【黑花】晚安 (刀预警)



解雨臣皱着眉头屏住呼吸,待腹部那阵剧痛的肌肉痉挛过去,才重新呼出口气。

胸膛大幅度起伏,每每吸进去一口气,都觉得气管被血沫子呛入,满嘴的铁腥味,他强忍着不咳嗽出来。

他扶着桌角堪堪稳住身体,一手紧捂住肚子的伤口,可血液抑不住地顺着指缝流下来,一点点滴在地上。匕首捅进了肌肉层,他希望那玩意儿没有伤到内脏。

四周是两个刚被解决的焦家人尸体,可夜深人静的时候,这屋子的巨响又如何能让人不引起注意。

他没有逃走,他知道就算是可以逃离土楼,凭那些人的耳朵,在寂静的地方抓自己一个简直是毫不费力。

解雨臣身上挂着先前用来绑他的麻绳,那绳子用盐水浸泡过,挣脱不开。勒住伤口的时候又是钻心般的疼痛。

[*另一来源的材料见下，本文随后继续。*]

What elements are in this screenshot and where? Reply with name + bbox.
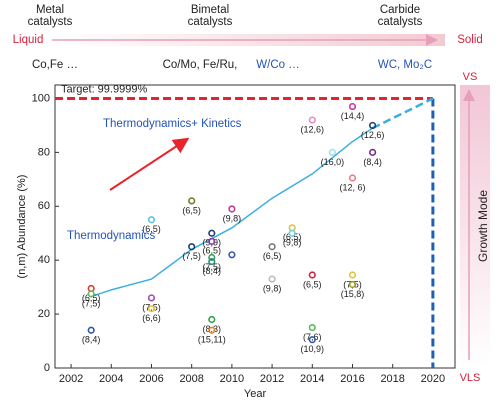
data-point xyxy=(348,174,357,182)
point-label: (12, 6) xyxy=(339,182,365,192)
y-axis-label: (n,m) Abundance (%) xyxy=(16,175,28,279)
data-point xyxy=(348,271,357,279)
data-point xyxy=(147,305,156,313)
x-tick-label: 2016 xyxy=(340,373,364,385)
data-point xyxy=(208,237,216,245)
y-tick-label: 100 xyxy=(32,92,50,104)
header-example: W/Co … xyxy=(256,59,299,71)
data-point xyxy=(208,326,216,334)
data-point xyxy=(368,148,377,156)
data-point xyxy=(268,275,276,283)
data-point xyxy=(288,229,296,237)
data-point xyxy=(328,148,336,156)
header-right: Solid xyxy=(457,34,483,46)
x-axis-label: Year xyxy=(244,388,267,400)
data-point xyxy=(208,253,216,262)
point-label: (7,5) xyxy=(182,251,201,261)
curve-extension xyxy=(372,97,434,130)
data-point xyxy=(308,116,316,124)
point-label: (12,6) xyxy=(361,130,385,140)
point-label: (9,8) xyxy=(263,283,282,293)
plot-frame xyxy=(54,84,456,369)
data-point xyxy=(208,315,216,324)
point-label: (7,5) xyxy=(142,302,161,312)
point-label: (6,5) xyxy=(82,293,101,303)
x-tick-label: 2014 xyxy=(300,373,324,385)
growth-top: VS xyxy=(463,71,478,83)
data-point xyxy=(348,280,357,289)
data-point xyxy=(87,290,95,298)
point-label: (15,11) xyxy=(198,335,226,345)
point-label: (6,5) xyxy=(263,251,282,261)
data-point xyxy=(208,229,216,237)
data-point xyxy=(147,216,156,224)
growth-band xyxy=(460,85,490,368)
data-point xyxy=(188,243,196,251)
point-label: (6,5) xyxy=(182,205,201,215)
point-label: (9,8) xyxy=(223,213,242,223)
x-tick-label: 2010 xyxy=(220,373,244,385)
annotation: Thermodynamics xyxy=(67,230,155,242)
header-example: Co/Mo, Fe/Ru, xyxy=(163,59,238,71)
point-label: (6,5) xyxy=(283,232,302,242)
point-label: (8,4) xyxy=(82,335,101,345)
point-label: (7,5) xyxy=(82,298,101,308)
point-label: (15,8) xyxy=(341,289,365,299)
target-label: Target: 99.9999% xyxy=(61,83,147,95)
data-point xyxy=(348,102,357,111)
y-tick-label: 60 xyxy=(38,200,50,212)
point-label: (6,5) xyxy=(142,224,161,234)
x-tick-label: 2008 xyxy=(179,373,203,385)
y-tick-label: 20 xyxy=(38,308,50,320)
data-point xyxy=(147,294,156,302)
x-tick-label: 2002 xyxy=(59,373,83,385)
point-label: (6,5) xyxy=(203,246,222,256)
data-point xyxy=(368,121,377,130)
data-point xyxy=(87,326,95,334)
annotation: Thermodynamics+ Kinetics xyxy=(103,118,242,130)
y-tick-label: 80 xyxy=(38,146,50,158)
point-label: (9,9) xyxy=(203,238,222,248)
header-group: Carbide catalysts xyxy=(378,4,423,28)
point-label: (6,6) xyxy=(142,313,161,323)
data-point xyxy=(208,257,216,266)
point-label: (16,0) xyxy=(321,157,345,167)
growth-title: Growth Mode xyxy=(476,190,490,262)
growth-bottom: VLS xyxy=(460,372,481,384)
point-label: (8,4) xyxy=(203,266,222,276)
header-group: Bimetal catalysts xyxy=(188,4,233,28)
header-example: WC, Mo₂C xyxy=(378,59,432,71)
point-label: (7,5) xyxy=(343,279,362,289)
trend-arrow xyxy=(109,137,190,191)
x-tick-label: 2004 xyxy=(99,373,123,385)
data-point xyxy=(268,243,276,251)
data-point xyxy=(308,323,316,332)
curve xyxy=(90,127,374,298)
data-point xyxy=(308,271,316,279)
data-point xyxy=(308,336,316,344)
x-tick-label: 2012 xyxy=(260,373,284,385)
point-label: (8,4) xyxy=(363,157,382,167)
point-label: (14,4) xyxy=(341,111,365,121)
x-tick-label: 2006 xyxy=(139,373,163,385)
header-left: Liquid xyxy=(13,34,44,46)
point-label: (12,6) xyxy=(301,124,325,134)
header-example: Co,Fe … xyxy=(32,59,78,71)
data-point xyxy=(228,251,236,259)
point-label: (9,8) xyxy=(283,238,302,248)
x-tick-label: 2018 xyxy=(380,373,404,385)
data-point xyxy=(228,205,236,213)
y-tick-label: 0 xyxy=(44,362,50,374)
data-point xyxy=(188,197,196,205)
y-tick-label: 40 xyxy=(38,254,50,266)
point-label: (6,5) xyxy=(303,279,322,289)
header-group: Metal catalysts xyxy=(28,4,73,28)
x-tick-label: 2020 xyxy=(421,373,445,385)
point-label: (8,3) xyxy=(203,324,222,334)
point-label: (7,5) xyxy=(203,262,222,272)
point-label: (10,9) xyxy=(301,344,325,354)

他脸上还挂着钝刀划出的血口,身上衬衫染了不知到底是谁的血迹。

应该不是他自己的,解雨臣庆幸地想着,不会有这么多的。

不过半晌,他就被四五个冲进来的黑衣人摁在地上,毫无还手之力。有人把他右手肩骨向后扭的瞬间解雨臣就听到了骨头脱臼的声音。

真他妈的疼。

解雨臣攥紧了另外一只手,指甲深深地陷入掌心。手用不上丝毫的力气,他被人重新绑起来。

好几次刀口都浅浅地割在身上活动的关节附近,不足以致命,可每次挪动都会将伤口重新撕扯开来,带着不可忽略的疼痛。

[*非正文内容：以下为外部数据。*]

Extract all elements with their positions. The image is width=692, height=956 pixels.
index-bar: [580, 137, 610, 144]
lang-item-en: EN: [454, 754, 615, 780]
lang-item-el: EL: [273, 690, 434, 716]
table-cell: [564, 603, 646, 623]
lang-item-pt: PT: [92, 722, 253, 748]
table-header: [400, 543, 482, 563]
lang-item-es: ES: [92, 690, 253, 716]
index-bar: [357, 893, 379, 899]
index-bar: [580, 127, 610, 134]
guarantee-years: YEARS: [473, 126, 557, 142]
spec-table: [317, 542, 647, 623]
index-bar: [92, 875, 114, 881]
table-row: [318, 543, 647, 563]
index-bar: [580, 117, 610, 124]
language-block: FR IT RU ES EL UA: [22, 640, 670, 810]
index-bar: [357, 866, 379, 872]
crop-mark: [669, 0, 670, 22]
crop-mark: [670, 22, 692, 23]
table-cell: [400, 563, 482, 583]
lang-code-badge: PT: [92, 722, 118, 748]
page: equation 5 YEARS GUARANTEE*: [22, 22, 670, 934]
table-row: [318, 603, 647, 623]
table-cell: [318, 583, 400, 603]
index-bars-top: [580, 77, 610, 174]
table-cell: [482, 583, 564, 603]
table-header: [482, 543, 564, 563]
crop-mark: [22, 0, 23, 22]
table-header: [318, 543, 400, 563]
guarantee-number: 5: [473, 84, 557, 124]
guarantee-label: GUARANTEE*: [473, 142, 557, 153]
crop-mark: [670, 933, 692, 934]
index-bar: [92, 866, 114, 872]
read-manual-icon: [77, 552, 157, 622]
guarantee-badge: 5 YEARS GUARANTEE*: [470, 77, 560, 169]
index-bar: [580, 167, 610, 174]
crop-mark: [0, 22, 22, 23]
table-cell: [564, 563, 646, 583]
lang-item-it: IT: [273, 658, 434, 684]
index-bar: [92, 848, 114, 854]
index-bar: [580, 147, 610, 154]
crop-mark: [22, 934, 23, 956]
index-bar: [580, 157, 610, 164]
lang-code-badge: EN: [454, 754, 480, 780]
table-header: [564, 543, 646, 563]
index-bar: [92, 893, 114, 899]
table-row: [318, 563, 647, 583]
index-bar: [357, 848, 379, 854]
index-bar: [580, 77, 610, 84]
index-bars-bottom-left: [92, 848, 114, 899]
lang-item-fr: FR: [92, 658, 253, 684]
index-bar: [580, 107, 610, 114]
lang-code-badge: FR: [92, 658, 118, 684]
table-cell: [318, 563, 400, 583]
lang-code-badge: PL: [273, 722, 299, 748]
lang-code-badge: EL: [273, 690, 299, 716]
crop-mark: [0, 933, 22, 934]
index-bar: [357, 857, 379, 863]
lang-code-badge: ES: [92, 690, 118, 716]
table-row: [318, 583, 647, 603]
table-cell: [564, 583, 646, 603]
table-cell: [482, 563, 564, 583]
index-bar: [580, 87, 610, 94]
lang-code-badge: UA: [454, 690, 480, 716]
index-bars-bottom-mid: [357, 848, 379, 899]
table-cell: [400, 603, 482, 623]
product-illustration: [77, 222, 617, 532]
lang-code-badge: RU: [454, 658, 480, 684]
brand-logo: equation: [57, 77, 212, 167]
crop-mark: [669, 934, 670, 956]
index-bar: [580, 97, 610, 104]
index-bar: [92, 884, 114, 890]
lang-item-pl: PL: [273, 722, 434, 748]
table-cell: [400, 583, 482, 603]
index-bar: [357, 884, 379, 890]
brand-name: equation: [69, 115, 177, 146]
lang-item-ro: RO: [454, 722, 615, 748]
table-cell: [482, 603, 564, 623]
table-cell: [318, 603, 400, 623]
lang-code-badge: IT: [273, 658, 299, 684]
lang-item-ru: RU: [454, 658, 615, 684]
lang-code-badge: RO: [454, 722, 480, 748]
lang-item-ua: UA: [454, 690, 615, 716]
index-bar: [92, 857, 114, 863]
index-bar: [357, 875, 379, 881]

他们从他嘴里没有任何需要的信息。这与审讯不同,刑讯至少内心有信念支撑。

而他们只是在放肆地在他的身体上施虐,吊着他的意识让他完完全全地感受那些痛苦。再残忍地剥离他内心的希望。

解雨臣不知道焦老板从雷声里得知了多少东西。

但看着眼前这个恶心油腻的人故意带着墨镜出现的时候,他的头发被后头的人粗暴地揪起来,强迫性地扬起头看着焦老板。

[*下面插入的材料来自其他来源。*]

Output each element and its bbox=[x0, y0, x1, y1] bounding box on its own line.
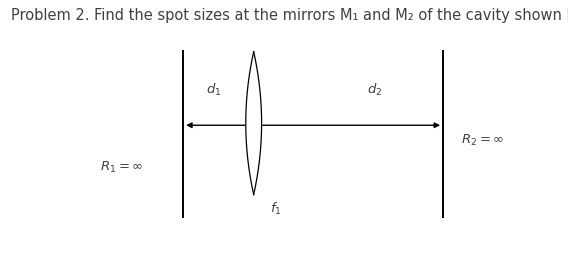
Text: $d_1$: $d_1$ bbox=[206, 81, 222, 97]
Text: $R_1$$=$$\infty$: $R_1$$=$$\infty$ bbox=[100, 160, 143, 175]
Text: $R_2$$=$$\infty$: $R_2$$=$$\infty$ bbox=[461, 132, 504, 147]
Polygon shape bbox=[246, 52, 262, 195]
Text: $d_2$: $d_2$ bbox=[367, 81, 382, 97]
Text: $f_1$: $f_1$ bbox=[270, 201, 282, 217]
Text: Problem 2. Find the spot sizes at the mirrors M₁ and M₂ of the cavity shown belo: Problem 2. Find the spot sizes at the mi… bbox=[11, 8, 568, 23]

那人的笑容丑陋至极,一点也没有瞎子的好看。解雨臣这么想着,挣扎着扭动开,干干脆脆地啐了口血沫在他脸上。

很快就被人甩在地上,一脚踹在他的后腰,他忍不住哼了声。双手被捆在身后,感觉到那人的鞋底死死地踩住了自己的手指。

他突然就笑了,额头贴着冰凉的地面,额角被粗糙的水泥蹭破染着灰尘,他也早已经不在意了。视线都有些无法焦距。头发真是长了,连血污都黏不住了吗。

真可惜啊,不能给瞎子看自己跟秀秀学的手指比心了。

解雨臣这么想着,意识有些模糊起来。耳朵里嗡嗡的响声越来越大,他感觉到自己被人像丢垃圾一样丢在房间的角落。

身体撞上墙面的时候他整个人跌下去,眼睛像是被糊住了,已经快睁不开了。

一盆盐水就这样泼在他身上,他痛得忍不住呻吟起来。身上所有的伤口此刻都在叫嚣着,那些血肉模糊的地方被盐刺激到,好像怎么调整呼吸,也缓解不了了。

黑瞎子真是会骗人,明明呼吸的频率不会缓解痛觉感知。

那些人像是看戏一样,看着解雨臣的瓦解。再嬉笑着,吵闹着走开。

好困。

解雨臣半眯着眸子,呼吸越来越弱,房间里昏暗极了。他突然觉得那些地方也没这么痛了,至少和心里比起来没那么痛了。他告诉自己不能睡着,可是他想,这个年他应该是过不去了。

也不知道那群不省心的是死是活,不知道秀秀那丫头听到这些会不会急得直哭。不知道瞎子如果能看到自己这副样子,会不会有一点点难过。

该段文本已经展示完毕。